Tra i più devoti alla cábala ci sono Lisandro Martínez, Cuti Romero e Nahuel Molina. Sono loro ad accendere regolarmente un bastoncino di palo santo, il legno sacro sudamericano – il cui fumo, simile all’incenso, viene tradizionalmente utilizzato per purificare gli ambienti dalle energie negative, alleviare lo stress e favorire la concentrazione spirituale. Un rito nato durante il Mondiale in Qatar e diventato ormai un marchio di fabbrica: scherzando, i tre si definiscono «la banda del palo santo». Lo stesso De Paul, poi, ha una tradizione tutta sua: prima del riscaldamento, riempie le tasche di caramelle morbide e le distribuisce ai compagni. Un gesto nato quasi per caso durante il ritiro di Kansas City e trasformato rapidamente in rito propiziatorio. Lo stesso è accaduto con gli asados, le immancabili grigliate argentine: è stato Scaloni a incoraggiarle, considerandole un momento fondamentale per rafforzare il gruppo e stemperare la pressione. La tradizione, iniziata nel centro federale di Ezeiza prima della partenza per il Mondiale, è stata trasferita anche negli Stati Uniti. Dopo ogni partita, quando i giocatori rientrano dalle visite alle famiglie, il barbecue diventa un appuntamento fisso con Dibu Martínez come asador. Proprio come in Qatar, il portiere si è rasato i capelli e si è fatto tingere sulla tempia sinistra una bandiera argentina. Se allora aveva portato fortuna, perché cambiare?

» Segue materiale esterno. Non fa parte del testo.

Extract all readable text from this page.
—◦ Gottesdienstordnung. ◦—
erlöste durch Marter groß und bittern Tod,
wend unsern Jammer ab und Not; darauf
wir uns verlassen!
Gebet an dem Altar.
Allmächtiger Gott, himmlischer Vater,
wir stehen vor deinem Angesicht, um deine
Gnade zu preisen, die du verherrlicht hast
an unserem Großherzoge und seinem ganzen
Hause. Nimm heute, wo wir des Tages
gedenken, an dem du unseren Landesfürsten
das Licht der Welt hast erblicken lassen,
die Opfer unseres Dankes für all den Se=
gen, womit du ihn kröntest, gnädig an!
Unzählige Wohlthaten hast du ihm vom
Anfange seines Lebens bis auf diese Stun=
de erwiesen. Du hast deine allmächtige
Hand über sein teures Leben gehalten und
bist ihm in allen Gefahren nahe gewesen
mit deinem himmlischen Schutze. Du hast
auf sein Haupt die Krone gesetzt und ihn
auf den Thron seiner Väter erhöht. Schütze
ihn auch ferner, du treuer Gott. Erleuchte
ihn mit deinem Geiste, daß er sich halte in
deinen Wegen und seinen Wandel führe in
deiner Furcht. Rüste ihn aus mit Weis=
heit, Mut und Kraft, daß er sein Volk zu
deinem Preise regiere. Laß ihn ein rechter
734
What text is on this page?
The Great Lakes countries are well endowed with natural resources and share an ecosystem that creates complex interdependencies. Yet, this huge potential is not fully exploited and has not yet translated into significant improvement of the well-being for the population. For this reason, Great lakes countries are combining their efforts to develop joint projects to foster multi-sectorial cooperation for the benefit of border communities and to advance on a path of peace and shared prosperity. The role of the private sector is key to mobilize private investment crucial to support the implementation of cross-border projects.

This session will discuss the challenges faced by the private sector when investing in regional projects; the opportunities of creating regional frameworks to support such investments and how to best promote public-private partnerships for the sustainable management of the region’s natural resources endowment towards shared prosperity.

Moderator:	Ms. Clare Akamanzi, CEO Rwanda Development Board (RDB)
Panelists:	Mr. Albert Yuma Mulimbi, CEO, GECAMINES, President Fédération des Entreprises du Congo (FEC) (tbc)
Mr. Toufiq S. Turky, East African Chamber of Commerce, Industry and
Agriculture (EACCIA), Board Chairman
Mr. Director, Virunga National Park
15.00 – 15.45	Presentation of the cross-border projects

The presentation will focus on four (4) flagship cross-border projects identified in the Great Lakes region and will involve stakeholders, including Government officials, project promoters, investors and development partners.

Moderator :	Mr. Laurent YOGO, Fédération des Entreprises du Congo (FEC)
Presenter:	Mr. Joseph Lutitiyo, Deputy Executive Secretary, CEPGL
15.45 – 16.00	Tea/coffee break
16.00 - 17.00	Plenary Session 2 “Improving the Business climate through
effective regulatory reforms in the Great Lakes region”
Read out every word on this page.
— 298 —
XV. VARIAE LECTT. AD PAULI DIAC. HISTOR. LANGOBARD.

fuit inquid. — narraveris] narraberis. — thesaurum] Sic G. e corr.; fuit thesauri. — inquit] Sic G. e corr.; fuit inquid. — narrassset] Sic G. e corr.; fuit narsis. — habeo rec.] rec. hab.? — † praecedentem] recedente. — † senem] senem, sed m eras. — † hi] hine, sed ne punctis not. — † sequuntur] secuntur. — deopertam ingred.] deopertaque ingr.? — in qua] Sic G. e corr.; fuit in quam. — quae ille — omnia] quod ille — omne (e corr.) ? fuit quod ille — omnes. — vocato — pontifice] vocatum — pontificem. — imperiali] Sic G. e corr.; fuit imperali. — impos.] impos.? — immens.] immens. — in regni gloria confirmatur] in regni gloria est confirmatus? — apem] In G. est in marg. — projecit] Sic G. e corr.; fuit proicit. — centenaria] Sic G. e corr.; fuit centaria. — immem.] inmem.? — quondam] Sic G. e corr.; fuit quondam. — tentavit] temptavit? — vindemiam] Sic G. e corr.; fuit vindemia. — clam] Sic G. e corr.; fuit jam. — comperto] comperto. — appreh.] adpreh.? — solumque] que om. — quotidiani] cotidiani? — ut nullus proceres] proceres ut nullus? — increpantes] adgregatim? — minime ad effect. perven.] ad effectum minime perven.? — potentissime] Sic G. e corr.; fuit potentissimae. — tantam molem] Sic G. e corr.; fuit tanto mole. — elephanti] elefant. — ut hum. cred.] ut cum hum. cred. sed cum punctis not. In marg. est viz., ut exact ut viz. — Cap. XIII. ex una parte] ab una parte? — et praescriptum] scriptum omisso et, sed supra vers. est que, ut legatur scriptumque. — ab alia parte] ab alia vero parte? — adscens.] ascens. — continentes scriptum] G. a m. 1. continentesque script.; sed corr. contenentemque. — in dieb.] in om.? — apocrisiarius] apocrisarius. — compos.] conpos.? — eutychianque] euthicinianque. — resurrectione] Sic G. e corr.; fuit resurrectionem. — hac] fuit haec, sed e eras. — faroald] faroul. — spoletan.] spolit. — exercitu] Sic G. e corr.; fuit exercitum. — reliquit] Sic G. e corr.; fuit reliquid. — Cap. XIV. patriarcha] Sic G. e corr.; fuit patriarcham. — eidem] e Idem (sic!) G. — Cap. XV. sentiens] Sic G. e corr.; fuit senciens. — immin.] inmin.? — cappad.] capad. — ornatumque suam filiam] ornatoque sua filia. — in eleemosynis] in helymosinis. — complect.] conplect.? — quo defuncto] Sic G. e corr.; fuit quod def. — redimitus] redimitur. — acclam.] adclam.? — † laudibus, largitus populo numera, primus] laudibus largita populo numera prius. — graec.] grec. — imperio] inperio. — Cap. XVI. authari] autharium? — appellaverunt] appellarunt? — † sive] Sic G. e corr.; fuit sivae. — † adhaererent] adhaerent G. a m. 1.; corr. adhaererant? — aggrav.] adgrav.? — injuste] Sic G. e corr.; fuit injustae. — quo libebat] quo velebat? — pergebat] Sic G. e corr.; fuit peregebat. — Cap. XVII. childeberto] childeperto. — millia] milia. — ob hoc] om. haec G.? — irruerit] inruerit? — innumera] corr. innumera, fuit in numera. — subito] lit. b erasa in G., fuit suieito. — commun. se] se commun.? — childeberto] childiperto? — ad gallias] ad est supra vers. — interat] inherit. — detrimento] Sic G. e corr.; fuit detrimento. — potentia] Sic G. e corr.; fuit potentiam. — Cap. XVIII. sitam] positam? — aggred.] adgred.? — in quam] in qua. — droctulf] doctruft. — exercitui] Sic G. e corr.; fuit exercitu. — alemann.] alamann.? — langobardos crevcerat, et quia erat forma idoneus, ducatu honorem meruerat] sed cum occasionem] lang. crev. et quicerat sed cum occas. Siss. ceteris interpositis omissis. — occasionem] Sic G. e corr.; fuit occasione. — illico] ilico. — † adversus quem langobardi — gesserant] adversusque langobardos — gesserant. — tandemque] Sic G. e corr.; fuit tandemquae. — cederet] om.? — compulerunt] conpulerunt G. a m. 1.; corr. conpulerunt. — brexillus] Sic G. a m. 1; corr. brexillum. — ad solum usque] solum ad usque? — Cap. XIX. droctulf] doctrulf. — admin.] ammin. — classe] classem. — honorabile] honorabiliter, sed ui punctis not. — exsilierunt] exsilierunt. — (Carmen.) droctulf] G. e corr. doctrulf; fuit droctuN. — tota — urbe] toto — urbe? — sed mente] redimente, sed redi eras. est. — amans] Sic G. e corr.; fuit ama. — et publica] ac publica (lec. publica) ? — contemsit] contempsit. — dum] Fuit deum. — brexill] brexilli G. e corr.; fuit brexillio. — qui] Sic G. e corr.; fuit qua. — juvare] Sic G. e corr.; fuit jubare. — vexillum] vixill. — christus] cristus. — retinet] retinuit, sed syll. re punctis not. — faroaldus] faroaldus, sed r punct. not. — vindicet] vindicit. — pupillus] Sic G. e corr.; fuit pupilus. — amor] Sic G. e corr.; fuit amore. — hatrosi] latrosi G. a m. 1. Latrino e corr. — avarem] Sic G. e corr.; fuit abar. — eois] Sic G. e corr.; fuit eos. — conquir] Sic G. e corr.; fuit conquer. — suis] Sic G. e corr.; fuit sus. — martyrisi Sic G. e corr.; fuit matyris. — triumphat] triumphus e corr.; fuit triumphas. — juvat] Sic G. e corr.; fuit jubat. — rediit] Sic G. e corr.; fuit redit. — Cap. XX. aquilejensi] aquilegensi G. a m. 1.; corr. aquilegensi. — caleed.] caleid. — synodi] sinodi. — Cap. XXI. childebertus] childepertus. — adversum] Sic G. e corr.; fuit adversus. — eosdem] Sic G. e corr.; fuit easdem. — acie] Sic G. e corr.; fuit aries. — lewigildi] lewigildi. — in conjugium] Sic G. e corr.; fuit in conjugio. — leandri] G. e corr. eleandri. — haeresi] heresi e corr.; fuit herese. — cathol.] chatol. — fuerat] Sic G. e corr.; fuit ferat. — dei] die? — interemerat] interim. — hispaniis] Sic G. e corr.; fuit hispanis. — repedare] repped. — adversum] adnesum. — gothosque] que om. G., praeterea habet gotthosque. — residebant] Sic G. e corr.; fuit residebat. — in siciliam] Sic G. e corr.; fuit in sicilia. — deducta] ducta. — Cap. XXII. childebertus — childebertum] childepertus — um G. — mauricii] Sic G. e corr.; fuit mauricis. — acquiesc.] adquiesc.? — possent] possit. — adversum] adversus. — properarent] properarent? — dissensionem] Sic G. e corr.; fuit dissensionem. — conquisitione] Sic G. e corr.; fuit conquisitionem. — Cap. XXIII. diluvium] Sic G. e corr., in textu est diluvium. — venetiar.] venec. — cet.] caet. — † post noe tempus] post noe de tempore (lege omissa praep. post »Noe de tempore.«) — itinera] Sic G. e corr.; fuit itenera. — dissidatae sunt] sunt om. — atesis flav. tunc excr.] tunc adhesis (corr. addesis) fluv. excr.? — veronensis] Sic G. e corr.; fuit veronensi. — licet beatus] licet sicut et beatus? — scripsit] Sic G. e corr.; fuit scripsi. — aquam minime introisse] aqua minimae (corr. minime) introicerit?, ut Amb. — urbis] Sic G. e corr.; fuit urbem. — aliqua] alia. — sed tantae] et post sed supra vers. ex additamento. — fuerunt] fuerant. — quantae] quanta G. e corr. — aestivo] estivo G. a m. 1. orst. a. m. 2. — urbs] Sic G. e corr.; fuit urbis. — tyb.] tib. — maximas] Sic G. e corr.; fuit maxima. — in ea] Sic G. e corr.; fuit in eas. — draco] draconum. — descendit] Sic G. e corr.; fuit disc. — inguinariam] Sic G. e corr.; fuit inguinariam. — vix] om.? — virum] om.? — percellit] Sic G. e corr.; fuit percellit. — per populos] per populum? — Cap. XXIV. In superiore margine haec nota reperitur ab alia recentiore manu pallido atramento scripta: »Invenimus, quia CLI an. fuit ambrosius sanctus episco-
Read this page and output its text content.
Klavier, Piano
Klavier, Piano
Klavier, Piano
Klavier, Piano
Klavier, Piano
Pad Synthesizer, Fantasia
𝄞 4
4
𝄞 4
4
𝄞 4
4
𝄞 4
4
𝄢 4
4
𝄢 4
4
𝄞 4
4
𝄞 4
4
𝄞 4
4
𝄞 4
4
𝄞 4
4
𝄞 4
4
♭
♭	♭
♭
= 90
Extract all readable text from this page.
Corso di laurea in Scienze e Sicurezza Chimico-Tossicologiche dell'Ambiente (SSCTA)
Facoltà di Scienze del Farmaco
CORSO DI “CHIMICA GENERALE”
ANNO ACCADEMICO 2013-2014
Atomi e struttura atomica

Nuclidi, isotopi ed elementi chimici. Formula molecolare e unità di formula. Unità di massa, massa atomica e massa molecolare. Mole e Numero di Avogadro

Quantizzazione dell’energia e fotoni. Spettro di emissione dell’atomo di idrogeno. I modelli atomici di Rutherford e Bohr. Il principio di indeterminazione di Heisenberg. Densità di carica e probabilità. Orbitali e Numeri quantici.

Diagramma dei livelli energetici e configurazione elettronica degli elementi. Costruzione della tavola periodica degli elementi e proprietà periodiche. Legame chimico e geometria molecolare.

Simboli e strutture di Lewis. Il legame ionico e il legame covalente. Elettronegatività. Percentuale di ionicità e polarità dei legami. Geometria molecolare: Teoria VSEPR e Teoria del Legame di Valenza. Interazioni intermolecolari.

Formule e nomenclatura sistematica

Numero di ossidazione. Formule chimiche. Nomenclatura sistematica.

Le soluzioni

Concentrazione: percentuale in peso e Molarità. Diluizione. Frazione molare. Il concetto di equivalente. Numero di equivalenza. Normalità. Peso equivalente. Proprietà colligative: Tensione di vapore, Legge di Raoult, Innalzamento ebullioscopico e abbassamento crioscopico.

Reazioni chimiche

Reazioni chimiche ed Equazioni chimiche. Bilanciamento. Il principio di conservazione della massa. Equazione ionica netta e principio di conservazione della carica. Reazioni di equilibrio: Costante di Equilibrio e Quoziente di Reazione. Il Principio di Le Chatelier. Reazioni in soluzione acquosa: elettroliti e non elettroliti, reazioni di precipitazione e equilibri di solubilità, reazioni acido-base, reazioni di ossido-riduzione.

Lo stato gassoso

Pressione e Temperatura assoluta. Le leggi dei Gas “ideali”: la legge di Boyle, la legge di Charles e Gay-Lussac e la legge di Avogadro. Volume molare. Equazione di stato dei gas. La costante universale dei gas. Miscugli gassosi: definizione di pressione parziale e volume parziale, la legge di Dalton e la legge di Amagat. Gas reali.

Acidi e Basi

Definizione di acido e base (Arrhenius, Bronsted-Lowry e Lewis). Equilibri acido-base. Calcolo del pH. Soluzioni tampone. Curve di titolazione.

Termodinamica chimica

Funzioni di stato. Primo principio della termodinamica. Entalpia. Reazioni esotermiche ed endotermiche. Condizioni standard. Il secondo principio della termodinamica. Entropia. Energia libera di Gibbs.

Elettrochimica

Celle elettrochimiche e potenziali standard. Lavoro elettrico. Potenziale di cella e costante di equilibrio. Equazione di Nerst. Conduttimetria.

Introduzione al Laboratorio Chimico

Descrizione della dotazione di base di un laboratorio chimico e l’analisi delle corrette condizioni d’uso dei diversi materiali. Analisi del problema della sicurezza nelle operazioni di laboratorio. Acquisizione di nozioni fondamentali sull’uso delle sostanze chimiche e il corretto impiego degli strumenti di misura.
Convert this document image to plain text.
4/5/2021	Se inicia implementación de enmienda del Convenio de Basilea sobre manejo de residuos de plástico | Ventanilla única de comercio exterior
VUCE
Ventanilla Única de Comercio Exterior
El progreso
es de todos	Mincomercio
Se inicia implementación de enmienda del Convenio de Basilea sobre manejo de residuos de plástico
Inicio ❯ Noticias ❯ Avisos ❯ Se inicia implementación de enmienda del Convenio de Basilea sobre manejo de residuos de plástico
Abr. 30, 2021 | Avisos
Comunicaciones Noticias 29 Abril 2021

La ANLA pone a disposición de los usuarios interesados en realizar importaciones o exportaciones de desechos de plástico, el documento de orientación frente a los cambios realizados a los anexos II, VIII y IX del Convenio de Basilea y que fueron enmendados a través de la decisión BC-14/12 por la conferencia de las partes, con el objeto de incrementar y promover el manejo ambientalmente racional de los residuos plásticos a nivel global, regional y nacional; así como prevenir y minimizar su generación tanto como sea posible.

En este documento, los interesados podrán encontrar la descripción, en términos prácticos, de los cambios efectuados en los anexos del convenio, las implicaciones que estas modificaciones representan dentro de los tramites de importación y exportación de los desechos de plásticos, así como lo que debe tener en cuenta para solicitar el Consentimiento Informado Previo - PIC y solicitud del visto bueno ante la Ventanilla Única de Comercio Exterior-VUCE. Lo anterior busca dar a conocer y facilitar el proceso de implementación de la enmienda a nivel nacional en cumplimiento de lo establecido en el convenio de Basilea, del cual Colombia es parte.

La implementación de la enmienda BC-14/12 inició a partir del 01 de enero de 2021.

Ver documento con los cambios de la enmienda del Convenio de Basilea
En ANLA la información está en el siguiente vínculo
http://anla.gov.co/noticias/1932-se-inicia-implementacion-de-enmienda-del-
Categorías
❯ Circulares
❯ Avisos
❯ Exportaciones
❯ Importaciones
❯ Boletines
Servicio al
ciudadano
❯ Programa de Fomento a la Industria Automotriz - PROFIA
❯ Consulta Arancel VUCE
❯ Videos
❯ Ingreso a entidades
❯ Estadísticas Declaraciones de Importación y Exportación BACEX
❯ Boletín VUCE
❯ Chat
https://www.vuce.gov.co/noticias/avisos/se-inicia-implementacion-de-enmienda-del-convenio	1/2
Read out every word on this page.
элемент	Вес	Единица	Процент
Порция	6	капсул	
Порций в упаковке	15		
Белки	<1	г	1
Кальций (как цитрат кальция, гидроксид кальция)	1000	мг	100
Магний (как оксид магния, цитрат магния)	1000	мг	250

Gran parte di queste abitudini nasce proprio dal trionfo del 2022. E la superstizione, in alcuni casi, coinvolge anche le famiglie. Il fratello di Enzo Fernández, per esempio, non ha raggiunto gli Stati Uniti prima dei quarti di finale. Non per problemi organizzativi, ma perché lo stesso Enzo glielo aveva chiesto: nel 2022 era arrivato in quel momento del torneo e modificare la sequenza avrebbe significato rompere l’inerzia positiva. I rituali vengono rispettati con un rigore quasi assoluto. La squadra entra sempre in campo per il riscaldamento con la stessa formazione a cuneo, guidata da Lionel Messi, a sua volta scortato da Paredes e De Paul. Il capitano è il primo a mettere piede sul prato e lo fa immancabilmente con il sinistro, una tradizione che affonda le radici nel Mondiale del 1986, quando Diego Armando Maradona guidò l’Argentina al titolo in Messico.

La storia della Nazionale argentina è costellata di episodi simili. Già nel 1978 si raccontava che Daniel Passarella guardasse film horror prima delle partite. Otto anni più tardi Carlos Bilardo trasformò la superstizione in un vero e proprio metodo: ogni giocatore aveva il proprio posto fisso sull’autobus, vietò il pollo durante i ritiri dopo una sconfitta arrivata in coincidenza con un pranzo a base di pollo e pretese che per tutto il torneo fosse sempre la stessa pattuglia di polizia a scortare il pullman della squadra. Lui, invece, telefonava ogni giorno di match alla moglie, sempre alla stessa ora – le cinque del pomeriggio. Perché, quando il peso delle aspettative diventa quasi insostenibile, la cábala offre agli argentini qualcosa che il calcio da solo non può garantire: l’illusione di avere un piccolo controllo sull’imprevedibilità del gioco. E anche Lionel Scaloni, in fondo, ha il suo rito personale. Prima di ogni partita entra in campo con il piede destro e si fa il segno della croce. Da quel momento in poi, il resto è affidato al campo – o forse alla scaramanzia.